Calling Down Fire

  1. This is one of those stories that comes across as wrong. Why is Elijah calling down fire and killing fifty innocent men?
  2. God is just and carries out Elijah’s order.
  3. These are men who follow other gods. These men are sinners. Their leader is demanding of God’s prophet, as if they could control one submitted to God’s control.
  4. The one who humbles himself before Elijah and His God is the one who is saved. When God sees him humbling himself, God intervenes and stops Elijah, telling him to go with the captain.
  5. It would seem that maybe this is what it will be like with those called “the two witnesses” in Revelation 11. They speak and can bring plague, death. People will hate them and rejoice when they are finally killed.
  6. They need to be careful to carry out God’s word with justice and holiness, but also love and goodness.

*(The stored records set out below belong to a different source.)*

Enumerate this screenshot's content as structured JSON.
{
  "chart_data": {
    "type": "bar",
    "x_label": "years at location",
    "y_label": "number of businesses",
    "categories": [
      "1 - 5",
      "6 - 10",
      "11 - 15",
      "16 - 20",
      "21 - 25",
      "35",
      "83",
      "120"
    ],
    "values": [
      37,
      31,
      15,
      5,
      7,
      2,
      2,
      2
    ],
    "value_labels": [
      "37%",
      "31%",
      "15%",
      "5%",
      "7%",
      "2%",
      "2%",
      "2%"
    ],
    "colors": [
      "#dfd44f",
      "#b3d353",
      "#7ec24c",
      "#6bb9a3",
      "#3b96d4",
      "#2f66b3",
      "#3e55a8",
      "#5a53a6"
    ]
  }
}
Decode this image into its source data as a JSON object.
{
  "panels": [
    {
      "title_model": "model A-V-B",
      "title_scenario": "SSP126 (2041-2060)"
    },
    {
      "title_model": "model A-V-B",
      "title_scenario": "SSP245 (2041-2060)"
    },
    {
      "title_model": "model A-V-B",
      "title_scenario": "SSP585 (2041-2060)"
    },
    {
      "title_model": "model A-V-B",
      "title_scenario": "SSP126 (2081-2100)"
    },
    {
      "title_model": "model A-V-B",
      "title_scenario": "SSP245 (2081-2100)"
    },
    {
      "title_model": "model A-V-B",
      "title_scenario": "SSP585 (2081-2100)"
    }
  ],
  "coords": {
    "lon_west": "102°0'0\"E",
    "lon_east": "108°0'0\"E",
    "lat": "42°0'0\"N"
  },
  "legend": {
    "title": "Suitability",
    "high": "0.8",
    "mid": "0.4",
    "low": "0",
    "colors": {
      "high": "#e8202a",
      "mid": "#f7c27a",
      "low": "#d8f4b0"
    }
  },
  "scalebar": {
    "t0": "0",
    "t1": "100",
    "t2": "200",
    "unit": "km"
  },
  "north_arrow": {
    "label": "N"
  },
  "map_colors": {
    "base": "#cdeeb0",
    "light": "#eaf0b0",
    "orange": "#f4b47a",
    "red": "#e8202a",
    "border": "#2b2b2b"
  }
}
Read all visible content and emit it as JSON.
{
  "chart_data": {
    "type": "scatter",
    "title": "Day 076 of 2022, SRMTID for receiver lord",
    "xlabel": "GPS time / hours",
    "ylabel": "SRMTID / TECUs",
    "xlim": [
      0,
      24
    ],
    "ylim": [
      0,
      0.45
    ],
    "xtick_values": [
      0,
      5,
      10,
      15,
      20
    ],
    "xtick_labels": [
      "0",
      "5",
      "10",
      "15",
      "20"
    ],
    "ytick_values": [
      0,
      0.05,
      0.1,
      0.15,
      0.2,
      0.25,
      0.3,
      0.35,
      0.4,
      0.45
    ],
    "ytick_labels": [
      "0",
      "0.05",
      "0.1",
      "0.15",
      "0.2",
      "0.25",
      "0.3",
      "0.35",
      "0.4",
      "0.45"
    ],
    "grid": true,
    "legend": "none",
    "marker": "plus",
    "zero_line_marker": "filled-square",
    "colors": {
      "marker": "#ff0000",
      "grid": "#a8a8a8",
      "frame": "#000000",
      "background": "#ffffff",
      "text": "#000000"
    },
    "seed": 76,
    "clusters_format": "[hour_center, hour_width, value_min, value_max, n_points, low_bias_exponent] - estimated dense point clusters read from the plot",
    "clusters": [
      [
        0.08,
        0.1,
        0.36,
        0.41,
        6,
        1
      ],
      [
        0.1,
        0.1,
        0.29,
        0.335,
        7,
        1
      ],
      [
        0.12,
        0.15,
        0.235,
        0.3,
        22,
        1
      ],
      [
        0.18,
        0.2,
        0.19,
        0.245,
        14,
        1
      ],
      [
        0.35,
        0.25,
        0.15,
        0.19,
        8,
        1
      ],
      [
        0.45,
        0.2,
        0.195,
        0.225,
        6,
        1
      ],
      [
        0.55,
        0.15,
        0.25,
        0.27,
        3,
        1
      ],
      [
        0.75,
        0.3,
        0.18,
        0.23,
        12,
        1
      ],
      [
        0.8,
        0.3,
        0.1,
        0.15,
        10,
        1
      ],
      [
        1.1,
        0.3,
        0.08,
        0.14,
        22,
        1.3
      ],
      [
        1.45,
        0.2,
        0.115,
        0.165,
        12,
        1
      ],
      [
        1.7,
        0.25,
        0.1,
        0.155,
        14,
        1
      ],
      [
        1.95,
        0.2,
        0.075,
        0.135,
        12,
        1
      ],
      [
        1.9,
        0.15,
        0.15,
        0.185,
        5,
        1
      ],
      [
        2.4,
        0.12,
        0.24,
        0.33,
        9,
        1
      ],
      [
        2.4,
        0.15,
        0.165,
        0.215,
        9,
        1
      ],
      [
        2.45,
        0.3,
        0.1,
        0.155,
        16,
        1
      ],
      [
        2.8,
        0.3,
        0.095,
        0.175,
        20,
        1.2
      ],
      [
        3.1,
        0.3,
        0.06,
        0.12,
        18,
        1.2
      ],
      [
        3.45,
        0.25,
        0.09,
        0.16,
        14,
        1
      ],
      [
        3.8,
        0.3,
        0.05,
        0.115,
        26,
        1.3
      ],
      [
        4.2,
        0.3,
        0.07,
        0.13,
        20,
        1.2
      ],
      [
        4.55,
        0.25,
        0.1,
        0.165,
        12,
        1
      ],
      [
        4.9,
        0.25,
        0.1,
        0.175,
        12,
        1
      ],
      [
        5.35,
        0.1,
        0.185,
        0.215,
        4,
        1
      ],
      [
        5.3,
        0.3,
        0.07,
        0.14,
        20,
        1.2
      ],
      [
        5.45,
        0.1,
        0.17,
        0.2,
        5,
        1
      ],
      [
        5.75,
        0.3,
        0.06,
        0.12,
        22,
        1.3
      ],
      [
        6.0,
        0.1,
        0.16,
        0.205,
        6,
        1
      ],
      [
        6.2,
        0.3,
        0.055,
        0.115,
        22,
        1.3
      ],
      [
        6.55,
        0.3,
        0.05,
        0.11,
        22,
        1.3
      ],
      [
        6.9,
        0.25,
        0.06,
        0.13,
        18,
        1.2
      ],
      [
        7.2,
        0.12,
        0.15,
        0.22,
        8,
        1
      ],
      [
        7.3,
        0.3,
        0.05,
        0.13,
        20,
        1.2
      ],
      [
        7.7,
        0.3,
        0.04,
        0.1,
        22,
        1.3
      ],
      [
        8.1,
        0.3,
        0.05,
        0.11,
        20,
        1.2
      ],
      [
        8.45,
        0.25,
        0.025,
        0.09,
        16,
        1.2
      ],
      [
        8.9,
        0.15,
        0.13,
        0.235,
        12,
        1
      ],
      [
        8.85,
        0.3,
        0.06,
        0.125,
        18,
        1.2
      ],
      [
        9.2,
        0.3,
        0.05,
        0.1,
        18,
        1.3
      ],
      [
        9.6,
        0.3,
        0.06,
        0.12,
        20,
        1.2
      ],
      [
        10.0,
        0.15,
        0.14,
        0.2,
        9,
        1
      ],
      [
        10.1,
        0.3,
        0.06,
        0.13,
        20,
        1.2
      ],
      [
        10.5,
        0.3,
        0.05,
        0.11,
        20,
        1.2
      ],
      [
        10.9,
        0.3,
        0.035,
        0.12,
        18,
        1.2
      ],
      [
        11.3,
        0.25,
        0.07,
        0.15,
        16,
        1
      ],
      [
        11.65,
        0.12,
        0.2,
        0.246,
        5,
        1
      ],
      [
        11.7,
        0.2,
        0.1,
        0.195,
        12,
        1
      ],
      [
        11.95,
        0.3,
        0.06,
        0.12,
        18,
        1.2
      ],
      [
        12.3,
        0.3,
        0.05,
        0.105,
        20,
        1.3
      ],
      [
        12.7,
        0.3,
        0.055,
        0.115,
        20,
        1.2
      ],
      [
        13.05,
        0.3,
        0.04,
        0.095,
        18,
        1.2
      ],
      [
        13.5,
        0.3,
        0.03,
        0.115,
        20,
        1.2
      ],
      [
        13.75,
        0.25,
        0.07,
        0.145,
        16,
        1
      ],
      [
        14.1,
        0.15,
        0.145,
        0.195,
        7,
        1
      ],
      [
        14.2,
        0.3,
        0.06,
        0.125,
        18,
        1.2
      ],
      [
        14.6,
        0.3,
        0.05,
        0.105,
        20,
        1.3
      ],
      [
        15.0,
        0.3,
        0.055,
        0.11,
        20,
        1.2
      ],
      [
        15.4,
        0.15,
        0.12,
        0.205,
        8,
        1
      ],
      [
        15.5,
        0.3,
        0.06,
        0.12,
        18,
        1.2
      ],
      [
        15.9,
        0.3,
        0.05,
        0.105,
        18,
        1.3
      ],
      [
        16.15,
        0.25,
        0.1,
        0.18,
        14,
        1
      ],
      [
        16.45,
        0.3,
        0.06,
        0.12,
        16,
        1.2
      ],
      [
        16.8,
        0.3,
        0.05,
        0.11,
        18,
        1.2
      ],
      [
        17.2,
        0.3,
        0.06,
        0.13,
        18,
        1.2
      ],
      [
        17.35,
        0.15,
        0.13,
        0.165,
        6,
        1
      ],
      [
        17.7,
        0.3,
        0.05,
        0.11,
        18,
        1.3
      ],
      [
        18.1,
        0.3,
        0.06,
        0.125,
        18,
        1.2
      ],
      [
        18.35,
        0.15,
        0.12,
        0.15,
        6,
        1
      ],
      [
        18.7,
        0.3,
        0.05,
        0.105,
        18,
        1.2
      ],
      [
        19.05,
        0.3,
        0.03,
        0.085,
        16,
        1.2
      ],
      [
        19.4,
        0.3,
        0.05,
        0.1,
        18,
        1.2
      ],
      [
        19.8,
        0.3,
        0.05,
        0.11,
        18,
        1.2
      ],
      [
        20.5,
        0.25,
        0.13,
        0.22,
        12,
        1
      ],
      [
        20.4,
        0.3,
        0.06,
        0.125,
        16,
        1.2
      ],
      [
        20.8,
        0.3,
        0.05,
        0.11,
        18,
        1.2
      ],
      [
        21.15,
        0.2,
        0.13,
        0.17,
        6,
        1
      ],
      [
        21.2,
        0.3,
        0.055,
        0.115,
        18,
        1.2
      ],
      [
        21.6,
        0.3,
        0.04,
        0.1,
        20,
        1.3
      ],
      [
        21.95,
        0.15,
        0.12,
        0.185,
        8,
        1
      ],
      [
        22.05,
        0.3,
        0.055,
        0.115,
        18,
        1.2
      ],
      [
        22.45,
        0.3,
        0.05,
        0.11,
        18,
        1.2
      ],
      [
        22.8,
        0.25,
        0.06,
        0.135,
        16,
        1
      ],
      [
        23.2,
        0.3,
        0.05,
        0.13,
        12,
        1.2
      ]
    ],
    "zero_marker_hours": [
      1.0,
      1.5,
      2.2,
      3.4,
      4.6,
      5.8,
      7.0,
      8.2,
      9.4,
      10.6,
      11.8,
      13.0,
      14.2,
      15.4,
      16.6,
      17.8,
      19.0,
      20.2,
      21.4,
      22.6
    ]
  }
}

  7. We can speak the truth and be right, but it can bring destruction. I know two Christian women who don’t speak to each other because of a true word. Being right came before being loving and it caused death to the relationship and in their hearts.
  8. Paul tells us to speak the truth in love to build each other up. We’re to speak only what is useful for edification, to impart grace to the hearer.
  9. While I enjoy saying into the phone when I answer a spamming computer call, “May the Lord judge you according to your deeds,” I should pray for my enemies in a different way.
  10. God desires that all might be saved and come to repentance. We should seek their life, not death.
  11. The disciples ask Jesus if they should call down fire on the town that didn’t welcome Him, Jesus rebukes them.
  12. Can you hope for the good for everyone?
  13. Can you pray prayers of forgiveness and healing and restoration and life and peace and prosperity and life in Christ for those who persecute you, who aggravate you, who have come against you, who just don’t like you?